Les “grands” élus de Toulouse et Bordeaux demandent à l'Etat de tenir ses engagements sur la LGV

La LGV Bordeaux-Toulouse doit mettre Toulouse à un peu plus de 3 heures de Paris, / © Maxppp
La LGV Bordeaux-Toulouse doit mettre Toulouse à un peu plus de 3 heures de Paris, / © Maxppp

Dans une déclaration commune, Carole Delga, Alain Rousset, Alain Juppé, Jean-Luc Moudenc et Georges Méric interpellent le chef de l'Etat, le gouvernement et les candidats à la présidentielle pour que la LGV Bordeaux-Toulouse soit enfin sur les rails. Et proposent un mode de financement "innovant". 

Par Fabrice Valery

C'est une déclaration commune dont chaque mot, chaque virgule, ont été soigneusement pesé pour que tous ceux qui y ont apposé leur signature puisse s'y retrouver, malgré des sensibilités politiques différentes.

Carole Delga, présidente PS d'Occitanie, Alain Rousset, président PS de Nouvelle-Aquitaine, Alain Juppé, maire LR de Bordeaux, Jean-Luc Moudenc, maire LR de Toulousen, Georges Méric, président PS du conseil départemental de la Haute-Garonne et Jean-Louis Chauzy président du Conseil économique social et environnemental d'Occitanie ont signé ce vendredi 7 avril une déclaration commune demandant à l'Etat de respecter ses engagements pour la réalisation de la Ligne à Grande Vitesse Bordeaux-Toulouse et proposant un nouveau mode de financement. 

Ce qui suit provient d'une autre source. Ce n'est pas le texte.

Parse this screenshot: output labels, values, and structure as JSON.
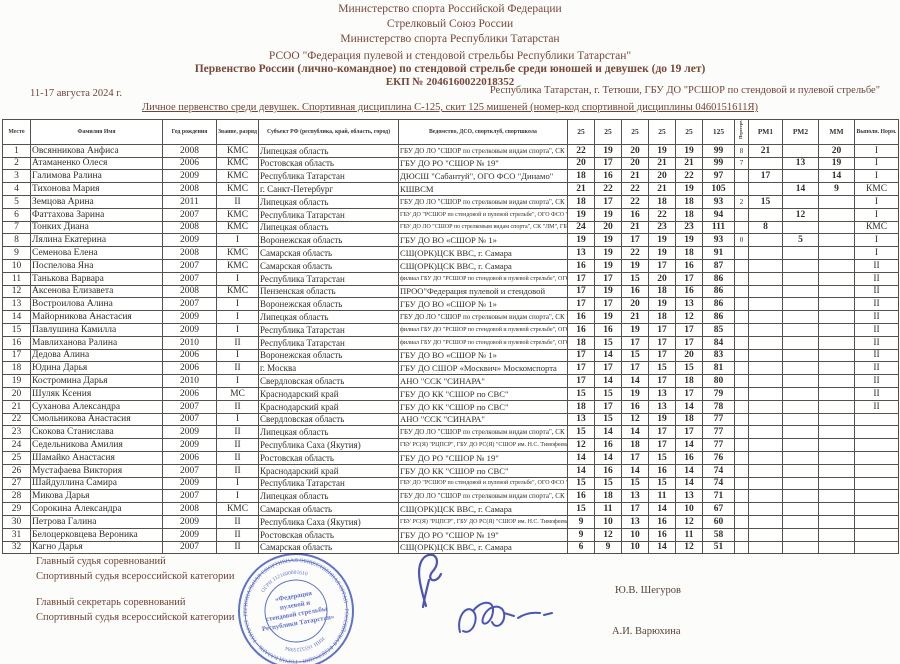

La décision du Gouvernement du 23 Octobre 2013 a retenu comme objectifs une mise en service de Toulouse-Bordeaux en 2024 et Bordeaux-Dax en 2027. Nous rappelons aujourd’hui que cet engagement doit être respecté, il ne saurait y avoir de pause, ni de retour en arrière. L’interconnexion des Métropoles du Grand Sud-Ouest de la France doit être la priorité de l’Etat et du prochain gouvernement


Une déclaration solennelle qui est adressée à François Hollande et au ministre des transports Alain Vidalies. Elle répond aussi aux propos de Guillaume Pépy, le patron de la SNCF, qui a déclaré que "pour le moment, il n'y a pas de nouveau projet de LGV en chantier en France"

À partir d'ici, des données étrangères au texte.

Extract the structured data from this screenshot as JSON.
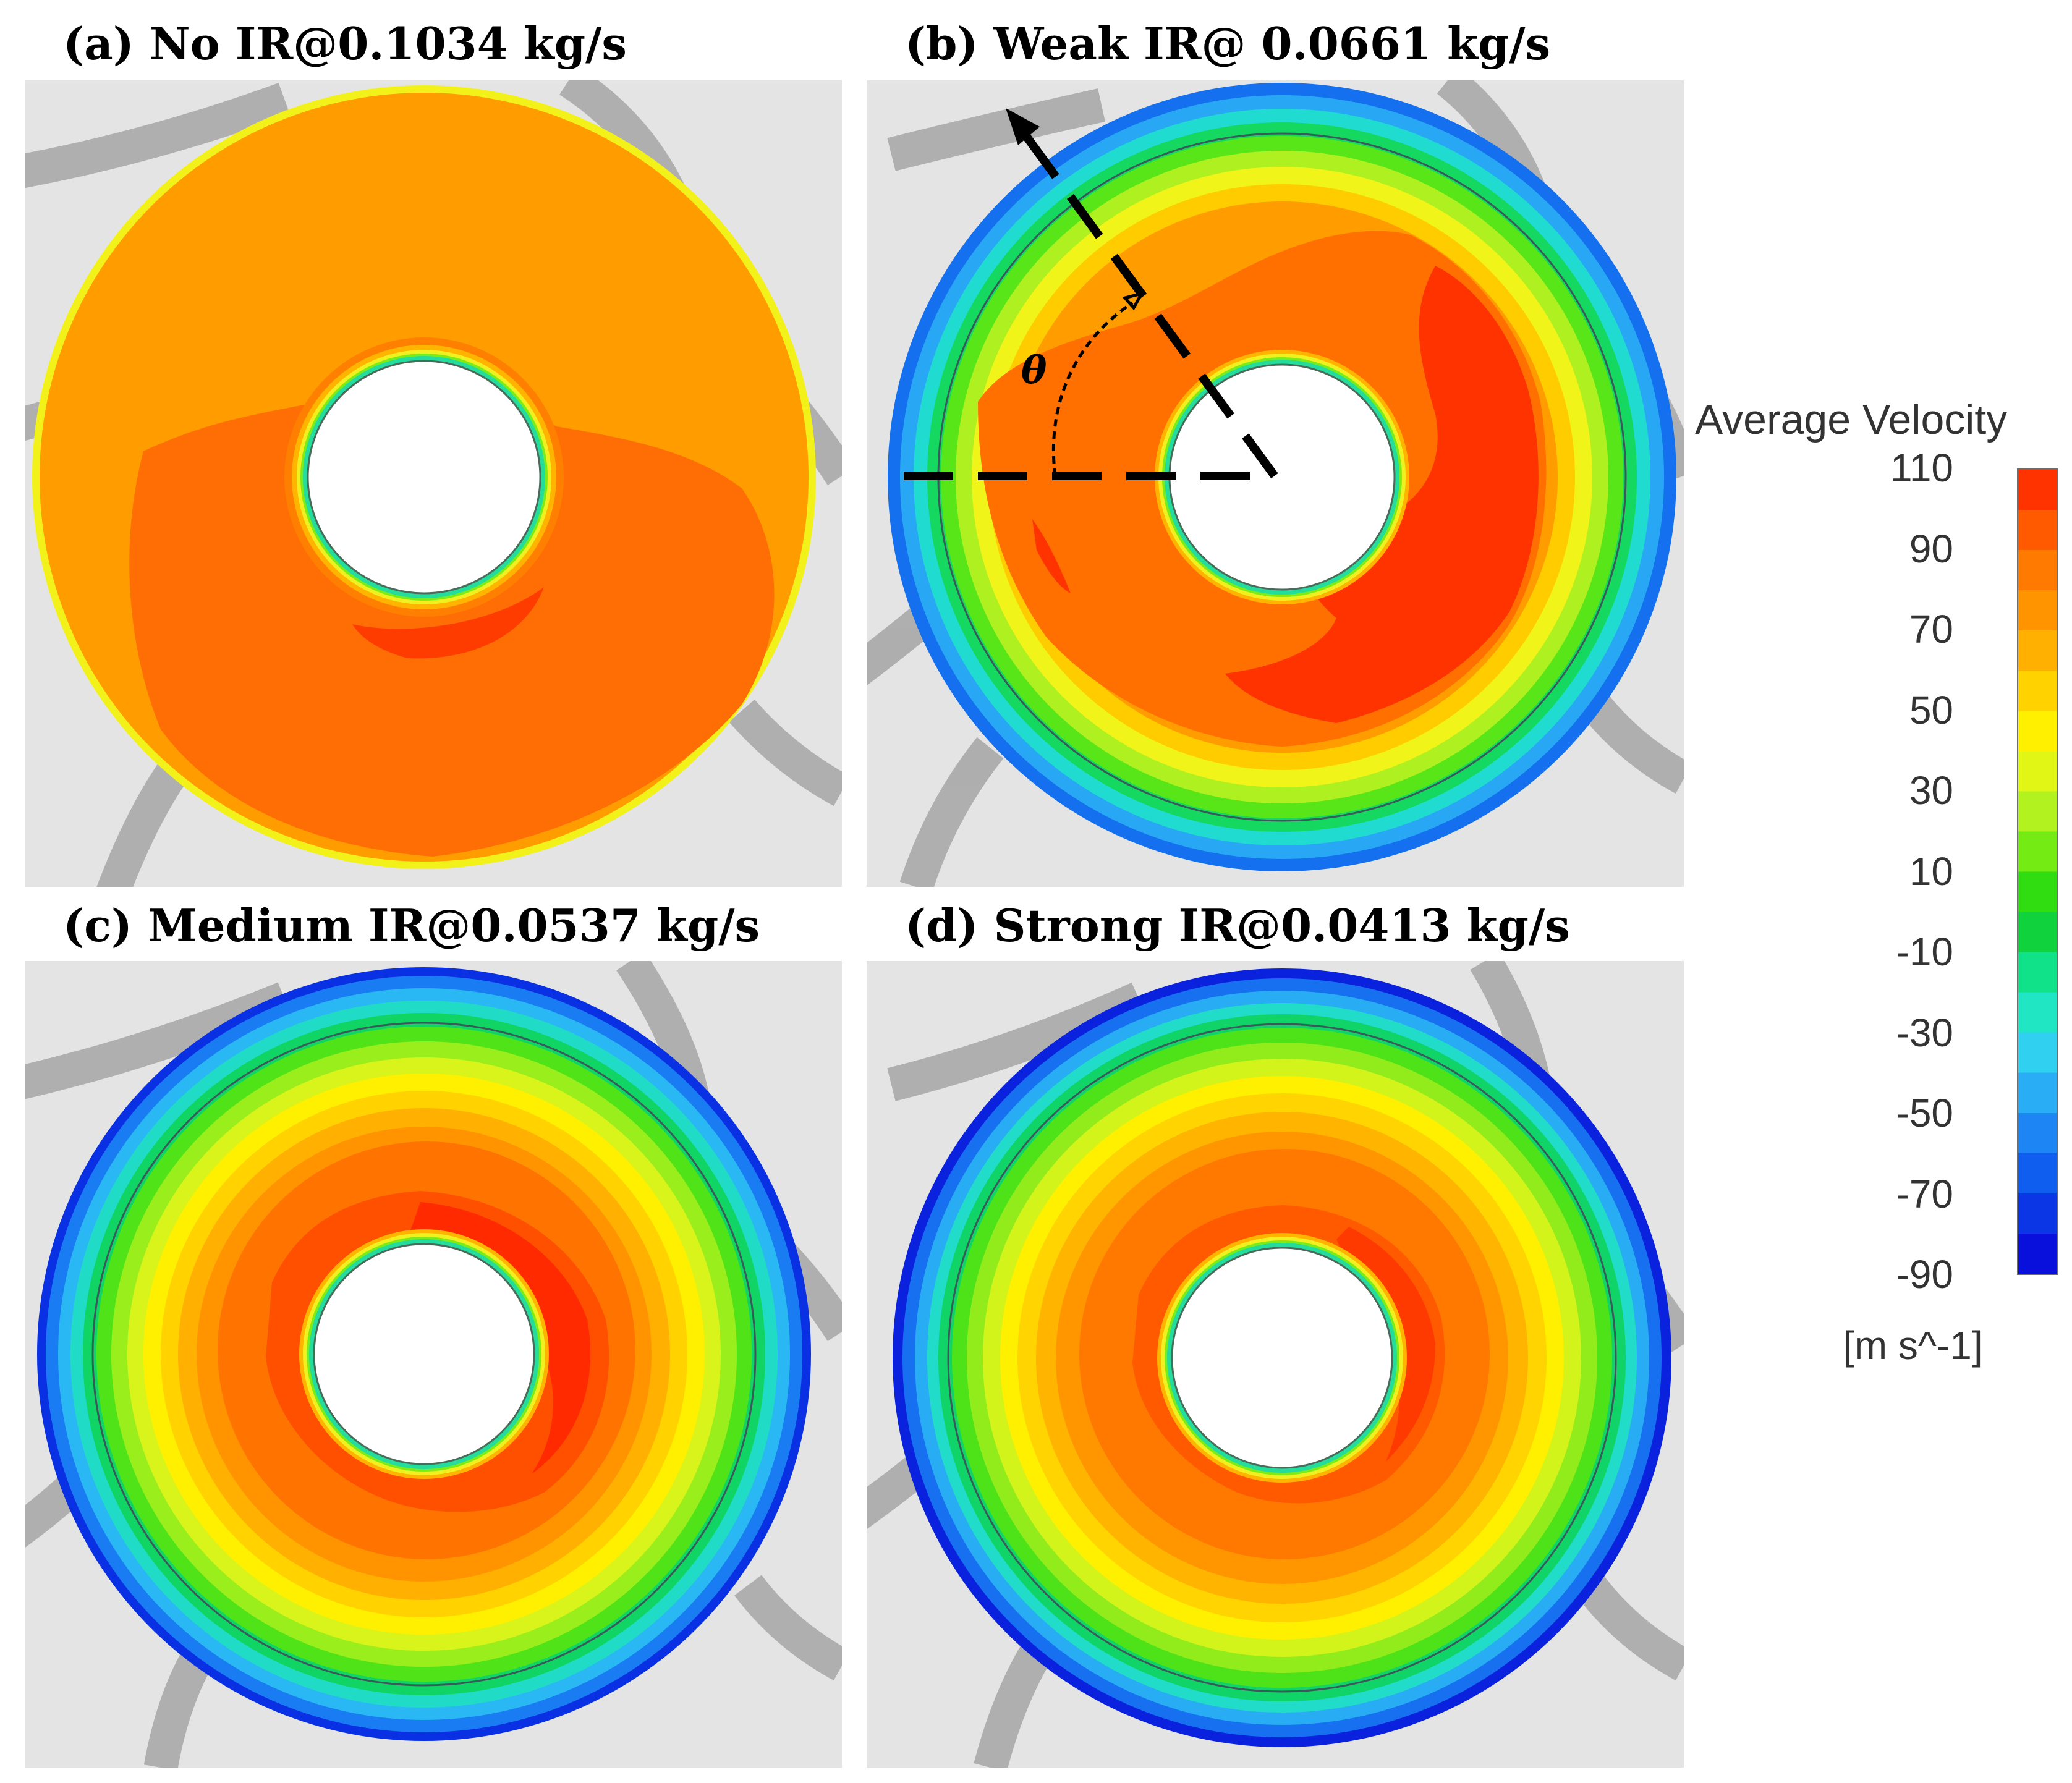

Le dossier du financement de la LGV vers Toulouse est à l'arrêt. Les élus annoncent donc qu'ils vont proposer à l'Etat un mode de financement "innovant" sans en préciser les contours : 

Un modèle financier innovant sera proposé à l’Etat par les collectivités concernées avec le soutien des acteurs économiques et sociaux mais aussi des institutions financières française et européenne avec comme seul objectif : le respect des décisions prises, le respect des délais, le respect de la parole publique.


Cette déclaration commune est aussi adressée aux 11 candidats à l'élection présidentielle. En mars dernier, Emmanuel Macron avait jeté le trouble en déclarant que mettre des milliards dans cette ligne vers Toulouse n'était sans doute pas nécessaire, l'aéroport et la navette entre Toulouse et Paris fonctionnant très bien. Avant de rétropédaler sur ces propos dans la même journée. 

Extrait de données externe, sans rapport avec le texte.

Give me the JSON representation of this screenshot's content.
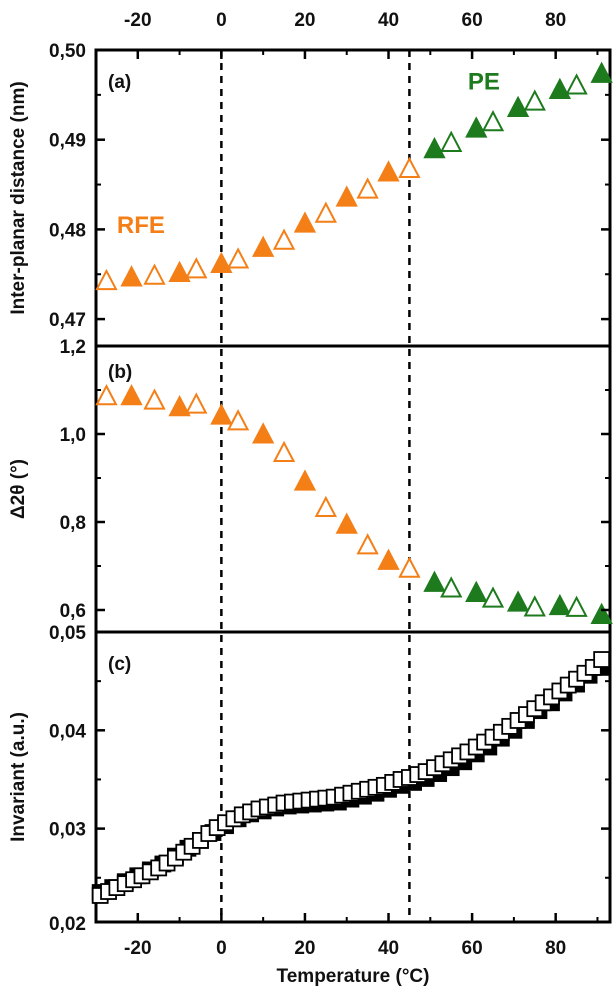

Le maire de Toulouse, Jean-Luc Moudenc, a lancé une pétition en ligne pour soutenir le projet de LGV. Une pétition contestée, tout comme le projets, par les écologistes toulousains, jugeant la LGV trop coûteuse pour un faible gain de temps et préférant un réaménagement à moindre coût de la ligne existante. Initialement, le TGV doit arriver à Toulouse en 2024.